A Toronto neighbourhood is taking safety into its own hands as LRT construction continues pushing traffic on to normally quiet residential streets.

If you’ve ever driven through Leaside you may have noticed neon orange flags at the four-way stops. It’s a simple concept to catch the attention of drivers. Pedestrians grab a flag and wave it as they cross the street and return it to a canister on the other side. It all began at a single intersection outside Northlea Elementary and Middle School where a trio of grade 6 students noticed more and more cars were rolling through stops signs.

“We just thought given it’s happening so close to a school where there’s a hundred of kids and families walking here all the time there was room for an incident and we didn’t want that to happen,” said 11-year-old Arnav Shaw, one of three co-creators of The Crosswalk Company.

The trio of friends got the idea from a suburb in Seattle that was using the safety initiative. The young entrepreneurs then took skills they learned at a University of Toronto business camp to start up their own version of the neon flag program.
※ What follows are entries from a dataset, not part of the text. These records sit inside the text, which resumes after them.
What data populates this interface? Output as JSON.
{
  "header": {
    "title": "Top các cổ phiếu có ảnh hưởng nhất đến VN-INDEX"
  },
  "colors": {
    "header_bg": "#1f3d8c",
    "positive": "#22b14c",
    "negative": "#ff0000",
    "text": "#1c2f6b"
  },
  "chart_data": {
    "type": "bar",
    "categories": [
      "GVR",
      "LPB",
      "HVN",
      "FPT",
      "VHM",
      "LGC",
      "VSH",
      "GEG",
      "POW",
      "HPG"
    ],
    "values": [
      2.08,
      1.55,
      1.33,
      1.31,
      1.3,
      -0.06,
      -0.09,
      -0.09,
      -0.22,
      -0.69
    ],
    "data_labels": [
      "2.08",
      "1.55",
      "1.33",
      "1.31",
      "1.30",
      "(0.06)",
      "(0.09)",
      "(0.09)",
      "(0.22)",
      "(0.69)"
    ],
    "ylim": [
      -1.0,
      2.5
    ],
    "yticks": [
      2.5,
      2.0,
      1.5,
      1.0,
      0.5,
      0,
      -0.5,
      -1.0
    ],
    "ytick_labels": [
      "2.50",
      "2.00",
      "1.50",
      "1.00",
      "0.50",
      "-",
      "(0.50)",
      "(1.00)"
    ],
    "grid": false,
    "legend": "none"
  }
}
“Then we got contacted by other parent groups from others schools asking how they can start it,” Said co-creator Quinlan Birmingham.

Two years later, at least four other schools are using the flags. They are also available at well over a dozen intersections throughout the Leaside neighbourhood.

Residents tell CityNews traffic is a nightmare and only getting worse as construction continues on the Eglinton LRT.

“There’s a lot more noise and cars on every side road because they can’t go down Eglinton – it’s insane,” said Liz. While she doesn’t use the neon flags herself she believes they are a great option for the many children who walk to school everyday. But Victor believes they create a false sense of security

“The kids have to learn to make contact with the driver. They can’t just step in front of the car.”

The Crosswalk Company kids, now in grade 7, tell CityNews they have been hearing success stories from other schools.

“There was an 8-year-old girl and a driver almost hit her but she had the flags so the driver came to a stop. It’s scary but it’s good to know our system may have saved a life.”

The trio is hoping, this safety program will encourage both pedestrians and drivers to pay better attention.